Güllü, “Kadın saldırıya uğradığında hukuki anlamda ne yapmalı, nasıl bir yol izlemeli?” sorusunu yanıtlarken, “Darp, saldırı, mutlaka yaşam hakkına, yaşam tercihine müdahaledir ve bu suçun işlendiğinden hareket edilerek hukuki süreç başlatılmalıdır” diyor.
 
Güllü’ye göre hakim ve savcıların neredeyse hepsi darp suçuyla başlatılan hukuki süreçleri kısa sürede “Hafif yargılama yapıp para cezası ya da tutuksuz yargılama” ile sonuçlandırıyor.
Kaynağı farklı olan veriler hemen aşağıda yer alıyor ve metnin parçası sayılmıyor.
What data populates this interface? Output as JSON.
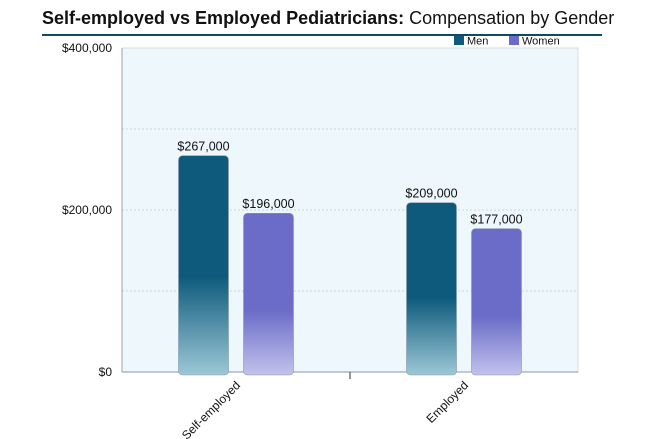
{
  "title_bold": "Self-employed vs Employed Pediatricians:",
  "title_rest": " Compensation by Gender",
  "colors": {
    "men": "#0d5a7c",
    "women": "#6a6cc8",
    "plot_bg": "#eef7fc",
    "grid": "#c8d4de"
  },
  "chart_data": {
    "type": "bar",
    "title": "Self-employed vs Employed Pediatricians: Compensation by Gender",
    "categories": [
      "Self-employed",
      "Employed"
    ],
    "series": [
      {
        "name": "Men",
        "values": [
          267000,
          209000
        ],
        "labels": [
          "$267,000",
          "$209,000"
        ]
      },
      {
        "name": "Women",
        "values": [
          196000,
          177000
        ],
        "labels": [
          "$196,000",
          "$177,000"
        ]
      }
    ],
    "ylim": [
      0,
      400000
    ],
    "yticks": [
      0,
      200000,
      400000
    ],
    "ytick_labels": [
      "$0",
      "$200,000",
      "$400,000"
    ],
    "grid": true,
    "legend_position": "top-right"
  }
}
Oysa davaların ‘yaşam hakkına müdahale’ şikayeti ve suçuyla açılması gerektiğini vurgulayan Güllü “Hakim ya da savcı, yaşam hakkı ihlali ile açılan davalarda yine serbest bırakma kararı veriyorsa diplomasını duvardan indirsin” çıkışında bulunuyor.
 
Türkiye'de yargı cephesinde kadın dövmenin, cinsel saldırının, cana kastetmenin, cinsel istismarın ve erken yaşta evlendirmenin serbest sayıldığının hükümet tarafından ciddiyetle ele alınması gerektiği çağrısı yapan Güllü “Aksi takdirde Türkiye, kadınların cehennem hayatı yaşadığı bir ülke olmaktan kurtulamayacaktır” diyor.
 
Güllü, kadına karşı 'nefret suçu'nun yasalara girmesinin en pratik çözüm olacağını ancak bu süreçte Türkiye’nin de ilk imzacıları arasında olduğu kadına karşı şiddetin önlenmesi için uluslararası İstanbul Sözleşmesi hükümlerinin uygulanması gerektiğine vurgu yapıyor.